There’s Michael Behe. But why was he expelled from the film? I honestly have no idea. The movie gives face time to more unfamiliar figures (outside our little corner of the web where everybody knows their names) like David Berlinski, Gerald Schroeder, and Pamela Winnick, so it really is a puzzlement why Behe, previously held up as the star of intelligent design, is missing.

[Post-Script] As Tegumai points out in the comments, including Behe in Expelled would have undercut the film’s main premise, chiefly that anyone who stands up for intelligent design has their career destroyed by a shadowy collective of “Darwinists.” While the film certainly promotes intelligent design, it primarily claims that academic freedom is at risk, so featuring a biochemist at a university that has not been kicked out for his involvement with creationism runs counter to argument Expelled seeks to make. Whether this is the reason why Behe was left on the cutting room floor or not, I can’t say, but it certainly is a good possibility.

[Hat-tip to John Lynch]


  1. #1 J-Dog
    May 2, 2008

    I guess that what they say about Hollywood is true:

    There are no more good roles written for bald-headed buffoons that have no career and a discredited idea.

    Dembski and his new little BFF Nein Stein will have to carry on the mantle of stupidity without him.

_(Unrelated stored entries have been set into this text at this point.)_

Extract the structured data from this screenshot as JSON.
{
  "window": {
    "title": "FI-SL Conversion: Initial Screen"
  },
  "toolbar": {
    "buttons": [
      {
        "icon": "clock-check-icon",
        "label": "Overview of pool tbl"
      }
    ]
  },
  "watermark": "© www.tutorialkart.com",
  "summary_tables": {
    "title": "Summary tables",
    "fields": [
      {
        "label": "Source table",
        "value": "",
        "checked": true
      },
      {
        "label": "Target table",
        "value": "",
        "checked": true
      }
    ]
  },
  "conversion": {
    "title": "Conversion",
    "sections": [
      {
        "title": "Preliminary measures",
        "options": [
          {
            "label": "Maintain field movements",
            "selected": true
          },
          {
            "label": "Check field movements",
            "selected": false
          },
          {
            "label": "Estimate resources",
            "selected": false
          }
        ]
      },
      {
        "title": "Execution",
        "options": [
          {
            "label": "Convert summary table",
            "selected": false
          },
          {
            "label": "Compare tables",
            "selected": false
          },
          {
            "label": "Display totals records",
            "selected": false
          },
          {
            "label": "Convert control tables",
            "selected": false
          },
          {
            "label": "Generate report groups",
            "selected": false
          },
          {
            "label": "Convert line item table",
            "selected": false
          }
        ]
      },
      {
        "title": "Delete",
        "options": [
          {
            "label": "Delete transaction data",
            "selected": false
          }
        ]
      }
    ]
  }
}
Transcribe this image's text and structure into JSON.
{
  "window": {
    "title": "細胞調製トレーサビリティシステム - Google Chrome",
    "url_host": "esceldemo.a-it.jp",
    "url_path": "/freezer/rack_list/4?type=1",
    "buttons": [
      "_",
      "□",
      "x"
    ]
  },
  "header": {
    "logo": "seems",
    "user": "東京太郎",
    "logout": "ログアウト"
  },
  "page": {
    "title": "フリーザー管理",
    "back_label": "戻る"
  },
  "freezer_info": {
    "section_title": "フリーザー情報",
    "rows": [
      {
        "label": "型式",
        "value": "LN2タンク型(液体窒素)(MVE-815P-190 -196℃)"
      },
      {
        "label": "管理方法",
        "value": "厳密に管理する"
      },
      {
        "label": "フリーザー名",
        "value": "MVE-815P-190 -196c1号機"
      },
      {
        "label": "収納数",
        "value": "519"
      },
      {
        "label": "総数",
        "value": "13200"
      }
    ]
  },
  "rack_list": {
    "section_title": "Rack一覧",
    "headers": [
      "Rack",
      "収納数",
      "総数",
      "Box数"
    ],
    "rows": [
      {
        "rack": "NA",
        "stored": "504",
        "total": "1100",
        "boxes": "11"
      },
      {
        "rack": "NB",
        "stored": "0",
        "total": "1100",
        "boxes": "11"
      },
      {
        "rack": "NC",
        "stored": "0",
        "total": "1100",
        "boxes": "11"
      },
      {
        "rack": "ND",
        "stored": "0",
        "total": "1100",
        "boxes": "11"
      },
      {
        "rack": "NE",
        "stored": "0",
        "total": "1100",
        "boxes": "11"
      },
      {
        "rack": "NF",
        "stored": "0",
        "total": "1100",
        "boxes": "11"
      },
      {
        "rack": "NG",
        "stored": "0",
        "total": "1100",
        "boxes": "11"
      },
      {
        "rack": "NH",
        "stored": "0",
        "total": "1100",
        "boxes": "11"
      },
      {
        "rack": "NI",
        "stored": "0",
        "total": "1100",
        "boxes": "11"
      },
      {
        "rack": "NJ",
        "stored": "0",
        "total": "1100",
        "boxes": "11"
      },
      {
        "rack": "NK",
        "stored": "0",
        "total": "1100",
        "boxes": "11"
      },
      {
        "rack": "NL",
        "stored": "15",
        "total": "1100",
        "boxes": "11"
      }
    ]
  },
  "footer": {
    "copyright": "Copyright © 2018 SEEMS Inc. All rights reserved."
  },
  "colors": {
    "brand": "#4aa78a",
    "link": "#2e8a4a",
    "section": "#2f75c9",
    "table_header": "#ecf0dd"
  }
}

  2. #2 Tegumai Bopsulai, FCD
    May 2, 2008

    Let’s take a wild flying leap at a guess: Behe wasn’t included because his continuing employment in a tenure-track position undercuts the message that ID proponents are being expelled from academia.

  3. #3 Tegumai Bopsulai, FCD
    May 2, 2008

    Alternative guess: Behe is still wandering lost in downtown Seattle because he can’t find the Discovery Institute.

  4. #4 Adam Pritchard
    May 2, 2008

    Interesting…I like the suggestion that Behe was not included because of his currently holding a stable, uncontested position.

    However, my guess has to do more with Behe’s concept of Intelligent Design. Unlike most of the folks at the Discovery Institute, Behe believes that common descent is supported by the evidence. Such a position is not quite as outside the norm as Stein might wish to portray. After all, I’m sure much of Expelled’s intended audience might have serious problems with common descent.

  5. #5 Dave S.
    May 2, 2008

    Wasn’t Michael Engor shown, and doesn’t he also have a stable, uncontested position?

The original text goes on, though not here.